Indian equities set to lose premium valuations as earnings and GDP growth forecasts are downgraded.
Vikas Khemani, president and head of wholesale capital markets, Edelweiss Capital, says the high valuations India commanded were justified as it was a balanced growth story, unlike other emerging markets that were heavily dependent either on some commodity play or exports. However, some of the pillars of this story are now looking weak.
But, this is set to change, thanks to the slowing GDP growth. For a long time, the state machinery maintained high inflation was the new normal, as India was a high-growth economy. Now, it seems that low growth could also be the new normal, as corporate profitability has been hit by rising interest costs among other cost pressures. The earnings per share of Sensex companies, which has grown at 15 per cent for the last several years, could now grow in the 9-13 per cent range, claim analysts. Anish Damania, head of institutional equities at Emkay Global, explains: “Given the growth slowdown, the market will be impacted both by earnings downgrades and multiple compressions.”

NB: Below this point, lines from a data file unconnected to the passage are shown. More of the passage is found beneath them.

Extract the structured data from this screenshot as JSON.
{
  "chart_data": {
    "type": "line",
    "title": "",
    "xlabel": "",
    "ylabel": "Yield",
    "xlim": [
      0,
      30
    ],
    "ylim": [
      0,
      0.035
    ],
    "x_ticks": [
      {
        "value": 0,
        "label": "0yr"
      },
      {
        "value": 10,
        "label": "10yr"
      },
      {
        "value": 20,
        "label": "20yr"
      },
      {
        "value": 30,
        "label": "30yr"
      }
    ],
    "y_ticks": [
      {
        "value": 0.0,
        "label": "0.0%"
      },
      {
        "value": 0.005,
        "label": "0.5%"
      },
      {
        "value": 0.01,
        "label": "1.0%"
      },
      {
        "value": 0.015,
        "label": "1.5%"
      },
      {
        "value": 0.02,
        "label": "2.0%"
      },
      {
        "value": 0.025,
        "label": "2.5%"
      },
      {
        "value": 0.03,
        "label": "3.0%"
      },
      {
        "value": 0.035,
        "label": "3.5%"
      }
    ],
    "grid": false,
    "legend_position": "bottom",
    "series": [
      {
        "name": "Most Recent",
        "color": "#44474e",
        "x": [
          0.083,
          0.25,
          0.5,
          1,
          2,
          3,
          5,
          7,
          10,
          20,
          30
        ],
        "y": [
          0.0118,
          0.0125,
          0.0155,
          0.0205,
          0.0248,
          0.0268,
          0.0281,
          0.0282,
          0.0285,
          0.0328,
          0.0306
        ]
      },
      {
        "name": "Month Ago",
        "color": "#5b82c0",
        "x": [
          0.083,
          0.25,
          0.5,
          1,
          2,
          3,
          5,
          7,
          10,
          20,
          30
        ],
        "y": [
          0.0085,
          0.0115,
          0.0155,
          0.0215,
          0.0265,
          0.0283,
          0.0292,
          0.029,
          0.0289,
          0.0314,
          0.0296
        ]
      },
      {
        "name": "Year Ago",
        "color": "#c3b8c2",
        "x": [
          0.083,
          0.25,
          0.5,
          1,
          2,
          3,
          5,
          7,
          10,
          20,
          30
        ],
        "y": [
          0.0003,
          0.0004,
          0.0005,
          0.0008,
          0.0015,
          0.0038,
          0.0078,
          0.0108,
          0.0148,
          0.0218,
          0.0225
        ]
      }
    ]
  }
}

The timing couldn’t be worse for this slowdown, which has as much to do with domestic issues, as it has with the global headwinds. Even as the government maintains that there is no policy paralysis, brokerages and economists are fast downgrading their GDP growth forecasts for FY12 and FY13. In a note, Deutsche Bank says: “While we note a trend GDP growth rate of 8-9 per cent has been embedded in investor expectations of India’s earnings growth/return on equity trajectory, policy uncertainties, conflicting demands and compulsions of a popular democracy on the government and India Inc’s growing discouragement are increasing the risk of India’s medium-term GDP trajectory slowing to around seven per cent.” Macquarie’s Tanvi Gupta Jain’s GDP forecast for FY13 is 6.9 per cent.
To make matters worse, private sector investments have come to a near-standstill. A report by Dhanlaxmi Bank on capital formation explains that India will find it difficult to return to a high growth trajectory if investments don’t increase.
The report says: “Achieving a sustainable nine per cent GDP growth rate has become a difficult task with stagnant investment rates. Assuming that capital productivity remains unchanged at 4.5, achieving nine per cent annual growth rate requires an investment at 40.5 per cent of GDP.”
Given the new normal for GDP growth, which could hover around 7 to 7.5 per cent in the medium term, equity strategists expect the average PE multiple of the market to average around 14 times. So far, 14 times PE has been considered an attractive level, but now this lower band of PE will be the new normal for Indian equities.